Aposentadoria de servidores não é déficit: eles pagaram a vida toda por ela

Pedro do Coutto

Um absurdo completo, uma colocação sinuosa e inverídica afirmar que as despesas da União com aposentadorias e pensões dos servidores civis e militares representa um déficit financeiro no orçamento. Tal declaração foi feita à repórter Ana Carolina Oliveira, Folha de São Paulo de terça- feira, 30, pelo Secretário de Seguridade Pública da Previdência, Jaime Mariz. Sustentou ele que, tal prejuízo, este ano, está previsto na escala de 57  bilhões de reais.

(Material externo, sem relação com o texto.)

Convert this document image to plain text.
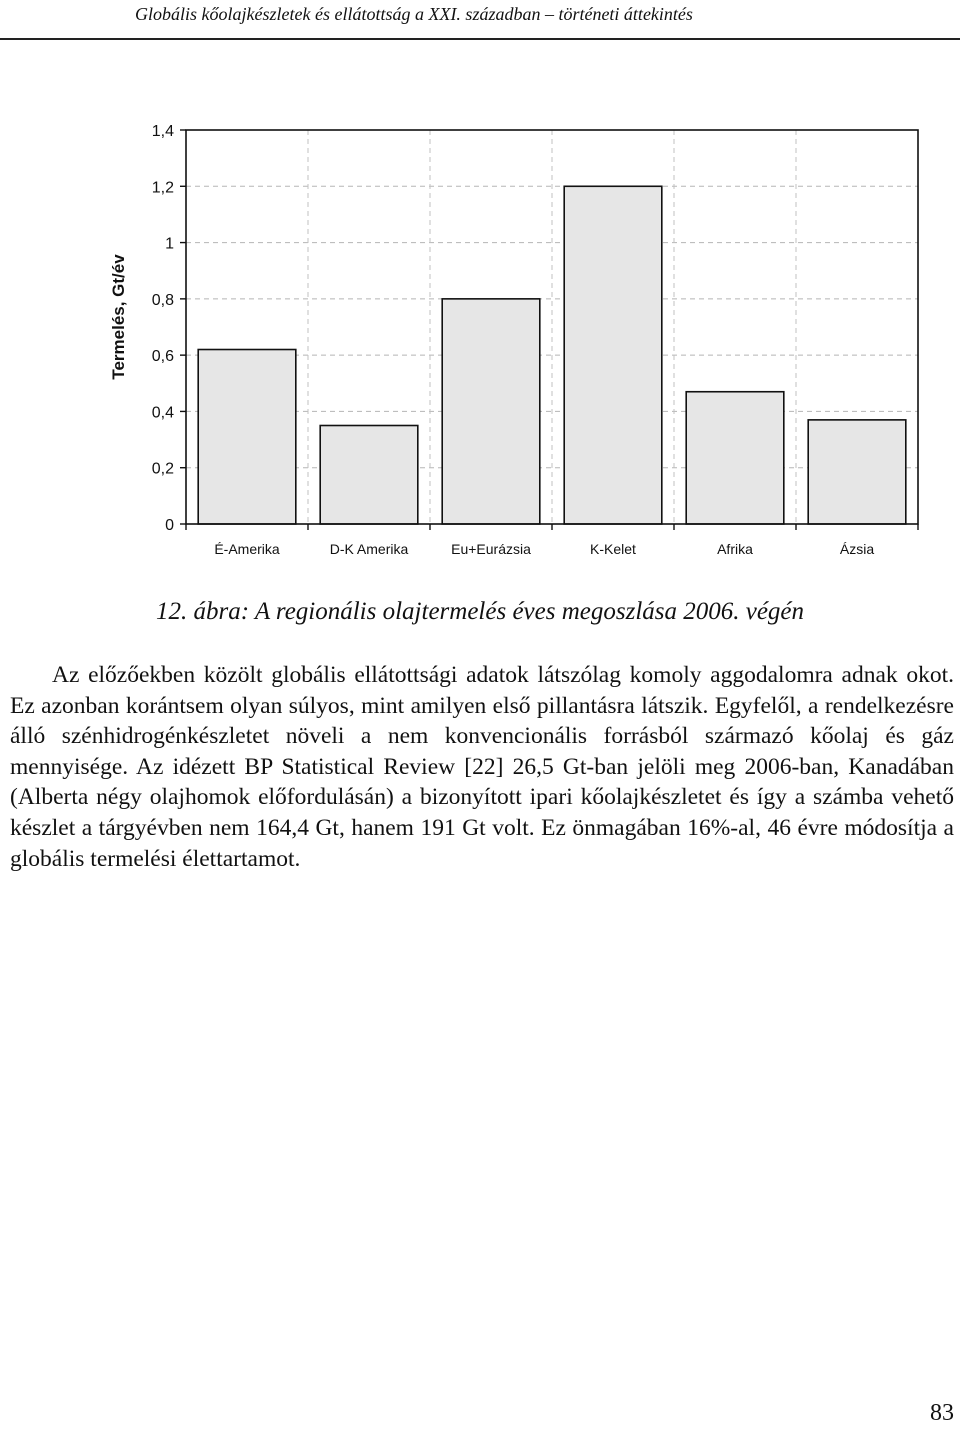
Globális kőolajkészletek és ellátottság a XXI. században – történeti áttekintés
0
0,2
0,4
0,6
0,8
1
1,2
1,4
É-Amerika	D-K Amerika	Eu+Eurázsia	K-Kelet	Afrika	Ázsia
Termelés, Gt/év
12. ábra: A regionális olajtermelés éves megoszlása 2006. végén

Az előzőekben közölt globális ellátottsági adatok látszólag komoly aggodalomra adnak okot. Ez azonban korántsem olyan súlyos, mint amilyen első pillantásra látszik. Egyfelől, a rendelkezésre álló szénhidrogénkészletet növeli a nem konvencionális forrásból származó kőolaj és gáz mennyisége. Az idézett BP Statistical Review [22] 26,5 Gt-ban jelöli meg 2006-ban, Kanadában (Alberta négy olajhomok előfordulásán) a bizonyított ipari kőolajkészletet és így a számba vehető készlet a tárgyévben nem 164,4 Gt, hanem 191 Gt volt. Ez önmagában 16%-al, 46 évre módosítja a globális termelési élettartamot.

83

Em que se baseou ele? – perguntam os leitores. Na lei de meios em vigor, Diário Oficial de 29 de Julho, das pags. 63 às 65, relatório da Secretaria do tesouro nacional por Gilven da Silva Dantas.O orçamento deste exercício alcança 1 trilhão e 994 bilhões de reais em números redondos. Deste total (está lá assinalado) os encargos com o pessoal civil e militar, ao todo 1 milhão e 100 mil servidores, elevam-se a 183,5 bilhões. Não chegam a 10% da despesa geral. Menos, inclusive do que a despesa do governo federal com o pagamento dos juros anuais à rede bancária pela rolagem da dívida interna que atinge maias de 2 trilhões.

Muito bem. Da parcela e 183,5 bilhões de reais, um terço refere-se ao pagamento dos aposentados civis, dos reformados militares, dos pensionistas de ambas as categoria. É por isso que, desinformando a repórter Ana Carolina e aos leitores, Jaime Mariz aponta o falso déficit de 57 bilhões. Não há déficit algum. Qual a proposta? Acabar com a aposentadoria no país? Isso de um lado. De outro, omite que funcionários públicos contribuíram a vida toda para a Seguridade Social pagando 11% sobre seus vencimentos sem limite. Os descontos foram praticados. Para onde foi o dinheiro? Como foi aplicado? Qual seu destino?Aposentadorias, reformas e pensões são benefícios. Não são favores ou concessões. Nada disso. São seguros sociais que os estipulantes, no caso os funcionários, conquistaram pagando por eles. Como se fossem, vale frisar, apólices da previdência privada, seja ela aberta, como a que os bancos oferecem, seja fechada caso dos fundos complementares de aposentadoria do Banco do Brasil, Caixa Econômica Federal, Petrobrás, Furnas, Eletrobrás, Eletronuclear e Empresa dos Correios.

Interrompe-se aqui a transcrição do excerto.